Ronnie Smith, the EIS general secretary, suggests that the SJNC has had “an outstanding record in avoiding industrial conflict”, pointing out that the last strike over pay and conditions in schools took place 13 years ago. The recent impasse between unions and management “stemmed not from a flaw in the procedures themselves, but from a particular management agenda on the way in which schools should be run.”
The EIS also challenges ministerial arguments that the existing negotiating arrangements have failed teachers. The union notes that the SJNC, since its inception in 1981, has issued 160 circulars embodying agreements reached between the two sides.
Mr Smith says the McCrone committee has been bounced into a premature decision on the SJNC, thus calling its independence into question.
The Scottish Executive, however, has already made it clear that there is to be no turning back on its determination to abolish the SJNC. The McCrone committee has now taken this as a fait accompli. The committee asks for views on whether there should continue to be a single national forum for setting pay and conditions or decentralised arrangements.

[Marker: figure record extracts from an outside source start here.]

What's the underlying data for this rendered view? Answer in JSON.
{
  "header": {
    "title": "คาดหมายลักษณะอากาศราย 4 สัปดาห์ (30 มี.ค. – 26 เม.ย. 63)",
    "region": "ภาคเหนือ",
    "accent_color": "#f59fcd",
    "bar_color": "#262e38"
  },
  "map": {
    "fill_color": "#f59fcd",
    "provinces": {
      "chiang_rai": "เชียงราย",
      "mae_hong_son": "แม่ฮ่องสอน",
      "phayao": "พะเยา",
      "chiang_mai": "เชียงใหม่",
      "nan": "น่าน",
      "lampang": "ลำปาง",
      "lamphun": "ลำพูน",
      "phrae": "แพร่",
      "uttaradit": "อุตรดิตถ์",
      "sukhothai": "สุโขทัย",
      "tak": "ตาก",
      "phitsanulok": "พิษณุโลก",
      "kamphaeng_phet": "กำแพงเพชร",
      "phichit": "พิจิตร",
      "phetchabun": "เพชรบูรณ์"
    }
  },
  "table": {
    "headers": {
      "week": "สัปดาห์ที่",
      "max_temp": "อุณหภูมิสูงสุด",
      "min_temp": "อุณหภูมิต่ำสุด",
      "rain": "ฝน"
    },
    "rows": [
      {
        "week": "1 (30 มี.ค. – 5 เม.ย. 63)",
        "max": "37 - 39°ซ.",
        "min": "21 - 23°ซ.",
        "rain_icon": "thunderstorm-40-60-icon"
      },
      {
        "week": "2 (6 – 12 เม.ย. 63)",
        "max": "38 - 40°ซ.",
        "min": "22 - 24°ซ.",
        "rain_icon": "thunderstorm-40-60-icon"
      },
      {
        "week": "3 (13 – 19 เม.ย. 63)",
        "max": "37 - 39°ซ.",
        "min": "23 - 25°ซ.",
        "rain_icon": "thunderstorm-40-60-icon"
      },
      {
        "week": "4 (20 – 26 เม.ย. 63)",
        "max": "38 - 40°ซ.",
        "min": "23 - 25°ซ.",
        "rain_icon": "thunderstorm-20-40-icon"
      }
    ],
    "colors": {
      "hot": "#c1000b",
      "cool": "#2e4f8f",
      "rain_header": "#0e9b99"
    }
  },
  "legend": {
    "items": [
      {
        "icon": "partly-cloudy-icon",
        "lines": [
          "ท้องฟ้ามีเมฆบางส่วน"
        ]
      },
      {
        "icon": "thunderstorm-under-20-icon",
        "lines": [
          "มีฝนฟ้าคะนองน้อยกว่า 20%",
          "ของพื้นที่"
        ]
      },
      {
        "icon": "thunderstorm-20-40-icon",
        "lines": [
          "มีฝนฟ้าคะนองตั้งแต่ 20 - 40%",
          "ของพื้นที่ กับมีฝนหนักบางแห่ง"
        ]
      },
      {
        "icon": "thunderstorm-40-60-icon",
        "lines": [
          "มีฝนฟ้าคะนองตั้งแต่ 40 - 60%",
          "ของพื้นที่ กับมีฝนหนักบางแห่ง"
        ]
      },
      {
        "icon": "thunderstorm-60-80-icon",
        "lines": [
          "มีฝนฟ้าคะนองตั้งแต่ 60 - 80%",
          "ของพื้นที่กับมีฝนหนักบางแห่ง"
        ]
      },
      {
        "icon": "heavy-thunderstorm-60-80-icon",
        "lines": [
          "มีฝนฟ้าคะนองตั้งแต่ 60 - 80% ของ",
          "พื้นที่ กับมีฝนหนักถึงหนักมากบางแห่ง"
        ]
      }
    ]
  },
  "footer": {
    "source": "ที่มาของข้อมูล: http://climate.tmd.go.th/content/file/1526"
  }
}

Sam Galbraith, the Children and Education Minister, is not keen on local bargaining. His main objection to the SJNC is that its agreements are legally enforceable and that its remit goes well beyond pay and conditions, in effect laying down the law on issues such as class sizes. “The laws of the land should be made in Parliament,” he has said.
The two options facing the McCrone committee are a pay review body for Scottish teachers or a non-statutory replacement for the SJNC, confined strictly to pay and conditions.
But the EIS argues that the legally enforceable status of SJNC agreements prevents “any maverick authority departing unilaterally from agreed standards”.
Its submission adds: “The SJNC has secured a high level of consistency of salaries and conditions of service of teachers across Scotland. This has prevented financially better-off authorities attracting staff at the expense of less well endowed authorities.”